Managed care enters the picture in paragraph 2:  "At least 34 states deliver 'some or all mental health services through managed care arrangements, including care outs and comprehensive managed care organizations (MCOs).  States such as California, Utah, Colorado, Pennsylvania, New York, and Massachusetts have used capitation funding, under which providers are paid a fixed amount to deliver all necessary services."  Throw Minnesota in there.  And also throw in the idea that practically all states ration using managed care strategies to save money - even if there is no formal contract with an MCO.

He goes on to outline the three features that these programs have in common (my comments in italics):

1.  The priority is cost savings and not patient care.

Yes!  Managed care has nothing to do with increased access or quality.  It is all about rationing access to care including access to medications necessary to treat severe mental illness.  There is a reference from the NEJM from 1994 that illustrates that rationing these medications has an unfair impact on patient with severe mental illness and increases overall costs but the industry continued the practice unabated despite that study.  Cost savings after all is just a politically correct way to designate profits for the MCO.  After all, nobody  ever realizes any savings in health care it just ends up on the bottom line of the MCO, the pharmaceutical company or the provider.

2.  The sickest patients suffer the most under managed care rationing.

Yes!  It should be fairly obvious that if you move the group of patients with the most severe problems at a high rate into a rationed system, they are getting proportionately less resources than the severely disabled of any disease category.  Dr.
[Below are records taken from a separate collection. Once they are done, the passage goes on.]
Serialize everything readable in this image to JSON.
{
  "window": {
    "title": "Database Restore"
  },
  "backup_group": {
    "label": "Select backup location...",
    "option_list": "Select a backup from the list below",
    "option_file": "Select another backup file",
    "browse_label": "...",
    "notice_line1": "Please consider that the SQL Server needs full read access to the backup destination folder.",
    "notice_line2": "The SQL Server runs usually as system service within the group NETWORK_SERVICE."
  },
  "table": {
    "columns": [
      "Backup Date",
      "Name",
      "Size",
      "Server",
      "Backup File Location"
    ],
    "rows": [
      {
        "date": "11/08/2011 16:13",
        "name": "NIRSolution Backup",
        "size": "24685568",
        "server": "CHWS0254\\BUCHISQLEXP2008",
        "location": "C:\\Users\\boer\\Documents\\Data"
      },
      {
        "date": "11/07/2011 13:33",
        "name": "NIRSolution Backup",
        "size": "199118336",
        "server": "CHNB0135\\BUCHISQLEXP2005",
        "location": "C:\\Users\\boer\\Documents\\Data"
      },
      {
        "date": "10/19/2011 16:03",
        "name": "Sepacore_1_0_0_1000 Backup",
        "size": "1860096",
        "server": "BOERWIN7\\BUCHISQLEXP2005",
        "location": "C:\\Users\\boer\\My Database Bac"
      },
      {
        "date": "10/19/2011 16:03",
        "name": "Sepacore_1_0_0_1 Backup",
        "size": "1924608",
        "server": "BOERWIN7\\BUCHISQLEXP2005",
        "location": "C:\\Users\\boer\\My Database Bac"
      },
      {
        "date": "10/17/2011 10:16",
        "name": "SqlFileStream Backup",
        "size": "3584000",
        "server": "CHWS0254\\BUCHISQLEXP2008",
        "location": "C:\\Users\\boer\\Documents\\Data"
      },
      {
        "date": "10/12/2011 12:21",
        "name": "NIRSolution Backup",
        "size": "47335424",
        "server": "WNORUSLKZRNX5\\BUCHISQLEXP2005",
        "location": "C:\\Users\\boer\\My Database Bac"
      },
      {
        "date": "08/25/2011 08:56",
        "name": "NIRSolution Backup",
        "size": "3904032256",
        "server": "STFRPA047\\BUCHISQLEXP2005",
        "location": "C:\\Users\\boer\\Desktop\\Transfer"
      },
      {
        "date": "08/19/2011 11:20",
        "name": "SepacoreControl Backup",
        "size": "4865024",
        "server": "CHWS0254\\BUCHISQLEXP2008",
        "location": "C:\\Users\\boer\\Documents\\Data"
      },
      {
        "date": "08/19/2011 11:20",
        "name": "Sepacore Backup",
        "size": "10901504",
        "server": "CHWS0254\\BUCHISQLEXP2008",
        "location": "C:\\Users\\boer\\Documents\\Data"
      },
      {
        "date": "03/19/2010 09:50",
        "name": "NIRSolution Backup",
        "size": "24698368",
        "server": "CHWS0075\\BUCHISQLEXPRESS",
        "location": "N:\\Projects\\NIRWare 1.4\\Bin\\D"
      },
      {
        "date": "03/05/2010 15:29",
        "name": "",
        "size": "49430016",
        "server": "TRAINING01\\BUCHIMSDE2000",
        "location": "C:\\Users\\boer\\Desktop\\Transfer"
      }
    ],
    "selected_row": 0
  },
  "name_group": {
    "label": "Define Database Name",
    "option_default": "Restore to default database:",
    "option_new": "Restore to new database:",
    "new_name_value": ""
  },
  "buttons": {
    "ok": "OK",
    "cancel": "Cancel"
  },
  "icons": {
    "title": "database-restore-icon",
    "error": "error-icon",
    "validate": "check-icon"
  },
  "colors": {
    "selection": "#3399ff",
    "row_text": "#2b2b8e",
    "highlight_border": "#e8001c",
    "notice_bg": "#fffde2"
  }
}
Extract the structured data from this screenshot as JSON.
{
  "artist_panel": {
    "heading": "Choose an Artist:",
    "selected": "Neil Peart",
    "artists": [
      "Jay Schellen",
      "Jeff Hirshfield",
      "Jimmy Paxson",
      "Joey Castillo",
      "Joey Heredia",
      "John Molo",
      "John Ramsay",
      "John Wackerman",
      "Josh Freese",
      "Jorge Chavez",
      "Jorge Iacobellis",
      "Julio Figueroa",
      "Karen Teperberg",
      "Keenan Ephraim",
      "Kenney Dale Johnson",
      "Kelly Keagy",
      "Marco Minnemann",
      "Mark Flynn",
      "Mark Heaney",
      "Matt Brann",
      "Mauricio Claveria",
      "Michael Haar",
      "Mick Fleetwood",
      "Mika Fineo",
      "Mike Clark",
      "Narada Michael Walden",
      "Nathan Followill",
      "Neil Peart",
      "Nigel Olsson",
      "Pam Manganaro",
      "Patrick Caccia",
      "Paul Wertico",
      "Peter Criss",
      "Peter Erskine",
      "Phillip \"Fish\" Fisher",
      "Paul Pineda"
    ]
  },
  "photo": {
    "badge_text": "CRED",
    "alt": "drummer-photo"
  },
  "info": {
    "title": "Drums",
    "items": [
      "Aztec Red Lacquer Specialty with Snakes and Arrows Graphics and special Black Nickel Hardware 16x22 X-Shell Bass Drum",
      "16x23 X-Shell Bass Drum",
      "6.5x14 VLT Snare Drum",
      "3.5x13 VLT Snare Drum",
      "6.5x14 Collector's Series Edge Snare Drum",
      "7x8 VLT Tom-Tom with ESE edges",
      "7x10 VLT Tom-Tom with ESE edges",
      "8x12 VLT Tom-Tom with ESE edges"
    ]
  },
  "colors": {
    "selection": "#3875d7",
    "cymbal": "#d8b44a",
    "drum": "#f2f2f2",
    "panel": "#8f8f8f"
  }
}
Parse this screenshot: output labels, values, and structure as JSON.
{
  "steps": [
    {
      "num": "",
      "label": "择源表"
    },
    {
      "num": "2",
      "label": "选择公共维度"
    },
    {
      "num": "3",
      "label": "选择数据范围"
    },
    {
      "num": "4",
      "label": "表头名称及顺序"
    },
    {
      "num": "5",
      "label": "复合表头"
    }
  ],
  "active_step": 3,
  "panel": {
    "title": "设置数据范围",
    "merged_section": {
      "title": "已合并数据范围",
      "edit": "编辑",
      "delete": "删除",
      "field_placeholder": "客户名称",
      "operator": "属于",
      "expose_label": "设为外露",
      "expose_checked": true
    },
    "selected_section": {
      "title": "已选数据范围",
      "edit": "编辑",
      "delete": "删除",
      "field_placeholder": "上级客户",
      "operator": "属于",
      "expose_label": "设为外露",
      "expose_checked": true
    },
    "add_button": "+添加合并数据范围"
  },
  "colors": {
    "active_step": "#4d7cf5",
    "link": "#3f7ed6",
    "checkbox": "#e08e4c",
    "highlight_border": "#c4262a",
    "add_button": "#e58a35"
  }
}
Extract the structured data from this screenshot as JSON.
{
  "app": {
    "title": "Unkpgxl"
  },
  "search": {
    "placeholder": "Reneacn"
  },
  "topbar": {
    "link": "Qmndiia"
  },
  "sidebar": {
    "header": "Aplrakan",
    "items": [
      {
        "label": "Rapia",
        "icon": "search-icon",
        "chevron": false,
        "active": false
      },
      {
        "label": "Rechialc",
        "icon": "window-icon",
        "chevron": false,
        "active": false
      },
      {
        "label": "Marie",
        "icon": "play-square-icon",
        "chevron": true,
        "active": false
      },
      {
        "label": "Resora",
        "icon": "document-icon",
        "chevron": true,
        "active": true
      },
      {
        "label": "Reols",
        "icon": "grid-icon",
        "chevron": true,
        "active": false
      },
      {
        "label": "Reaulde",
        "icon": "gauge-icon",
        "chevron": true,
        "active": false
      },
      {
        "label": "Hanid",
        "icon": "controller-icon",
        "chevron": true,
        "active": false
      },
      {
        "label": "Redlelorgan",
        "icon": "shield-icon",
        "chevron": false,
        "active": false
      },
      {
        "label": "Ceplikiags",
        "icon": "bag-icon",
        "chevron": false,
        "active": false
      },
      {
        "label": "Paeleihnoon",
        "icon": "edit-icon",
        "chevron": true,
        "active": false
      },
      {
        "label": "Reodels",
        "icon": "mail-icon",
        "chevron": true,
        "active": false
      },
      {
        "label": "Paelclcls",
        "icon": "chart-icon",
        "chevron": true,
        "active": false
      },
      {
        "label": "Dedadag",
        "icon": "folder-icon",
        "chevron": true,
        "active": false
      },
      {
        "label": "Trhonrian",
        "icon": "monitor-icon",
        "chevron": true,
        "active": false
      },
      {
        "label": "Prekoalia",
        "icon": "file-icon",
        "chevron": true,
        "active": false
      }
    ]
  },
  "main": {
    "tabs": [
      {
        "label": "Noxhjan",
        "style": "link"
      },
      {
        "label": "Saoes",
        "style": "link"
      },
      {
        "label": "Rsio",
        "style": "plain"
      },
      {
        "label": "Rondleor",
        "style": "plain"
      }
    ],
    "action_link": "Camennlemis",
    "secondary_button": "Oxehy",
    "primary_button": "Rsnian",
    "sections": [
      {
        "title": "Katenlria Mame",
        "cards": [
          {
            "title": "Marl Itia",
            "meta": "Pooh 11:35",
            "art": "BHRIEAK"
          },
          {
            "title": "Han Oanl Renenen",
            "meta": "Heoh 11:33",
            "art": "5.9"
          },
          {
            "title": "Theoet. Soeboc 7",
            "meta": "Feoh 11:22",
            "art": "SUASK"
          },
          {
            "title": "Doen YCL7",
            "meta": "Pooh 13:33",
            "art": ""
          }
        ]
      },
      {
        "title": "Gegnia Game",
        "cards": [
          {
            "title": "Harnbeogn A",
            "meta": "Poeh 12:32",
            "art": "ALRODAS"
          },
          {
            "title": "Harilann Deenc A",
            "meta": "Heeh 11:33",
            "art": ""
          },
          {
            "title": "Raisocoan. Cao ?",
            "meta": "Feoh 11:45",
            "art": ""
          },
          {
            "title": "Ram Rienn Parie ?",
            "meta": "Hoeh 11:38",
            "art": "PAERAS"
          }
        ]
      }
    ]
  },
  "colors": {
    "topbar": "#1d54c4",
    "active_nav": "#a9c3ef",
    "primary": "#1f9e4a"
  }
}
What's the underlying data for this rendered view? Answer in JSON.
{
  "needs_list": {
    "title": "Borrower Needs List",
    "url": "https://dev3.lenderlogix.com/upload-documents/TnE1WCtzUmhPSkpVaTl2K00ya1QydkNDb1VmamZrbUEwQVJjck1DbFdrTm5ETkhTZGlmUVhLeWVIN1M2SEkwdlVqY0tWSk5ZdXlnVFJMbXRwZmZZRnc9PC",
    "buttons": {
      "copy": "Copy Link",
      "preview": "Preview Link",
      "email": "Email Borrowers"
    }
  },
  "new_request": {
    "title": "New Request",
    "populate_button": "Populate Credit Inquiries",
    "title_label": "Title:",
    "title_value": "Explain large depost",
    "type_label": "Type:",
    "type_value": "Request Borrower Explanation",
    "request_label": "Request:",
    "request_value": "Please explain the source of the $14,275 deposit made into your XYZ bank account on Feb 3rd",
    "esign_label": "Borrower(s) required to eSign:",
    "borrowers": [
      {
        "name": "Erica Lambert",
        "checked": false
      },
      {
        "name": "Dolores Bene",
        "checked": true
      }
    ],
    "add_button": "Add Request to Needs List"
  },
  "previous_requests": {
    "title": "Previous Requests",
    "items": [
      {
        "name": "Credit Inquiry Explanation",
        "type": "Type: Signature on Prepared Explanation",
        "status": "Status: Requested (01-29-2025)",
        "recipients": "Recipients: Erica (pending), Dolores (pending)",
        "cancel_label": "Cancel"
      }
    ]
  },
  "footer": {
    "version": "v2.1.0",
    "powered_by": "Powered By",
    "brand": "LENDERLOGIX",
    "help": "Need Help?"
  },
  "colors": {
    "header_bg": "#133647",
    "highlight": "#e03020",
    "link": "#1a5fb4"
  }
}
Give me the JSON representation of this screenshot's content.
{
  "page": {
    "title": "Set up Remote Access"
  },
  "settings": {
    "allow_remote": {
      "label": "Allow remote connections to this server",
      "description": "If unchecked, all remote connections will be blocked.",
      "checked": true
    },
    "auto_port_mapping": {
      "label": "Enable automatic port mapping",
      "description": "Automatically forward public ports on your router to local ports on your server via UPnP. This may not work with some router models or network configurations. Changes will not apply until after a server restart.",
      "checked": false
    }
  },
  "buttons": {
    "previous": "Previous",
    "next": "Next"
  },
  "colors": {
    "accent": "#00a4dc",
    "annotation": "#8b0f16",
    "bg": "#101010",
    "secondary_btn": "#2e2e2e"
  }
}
Torrey points out that individuals with severe mental illness represent only 11% of all Medicaid beneficiaries but they are 1/3 of all of the high cost beneficiaries.

3.   This is a very profitable segment for managed care companies.

Yes!  The example given in the book is United Behavioral Health and their claim to 'oversee behavioral health benefits for more than 23 million beneficiaries' including Medicaid patients.  He goes on to illustrate the the difference in outcomes for executives of these companies and the mentally ill whose benefits they oversee and points out that the difference in patient outcomes is directly related to that disparity. (see par 19).

He goes on to conclude that the PPACA (aka Obamacare) will change nothing basically because: "It is likely to lead managed care companies finding new and creative  ways to not provide services to mentally ill individuals who need the services the most."  Talk about innovation.

I could not have said it better myself, but have said it in a number of ways in the past 20 years.  I plan to continue to read and analyze this book.  I have already purchased it and can certify that the managed care section is accurate if brief.  Any objective observer realizes that the government paying the managed care industry for not providing services is the central problem with the provision of treatment to persons with the most severe forms of mental illness.  These days it also extends to more common anxiety and depressive disorders treated in a primary care clinic and diagnosed by a very brief screening.

Keep that in mind when you are reading the latest trivia about the DSM, the pharmaceutical industry involvement with psychiatry, debates about clinical trials data for FDA approval, or any number of psychiatric non events that are furiously debated around the Internet.  Tax dollars given to an industry to ration services is money that should have gone to provide services to the mentally ill.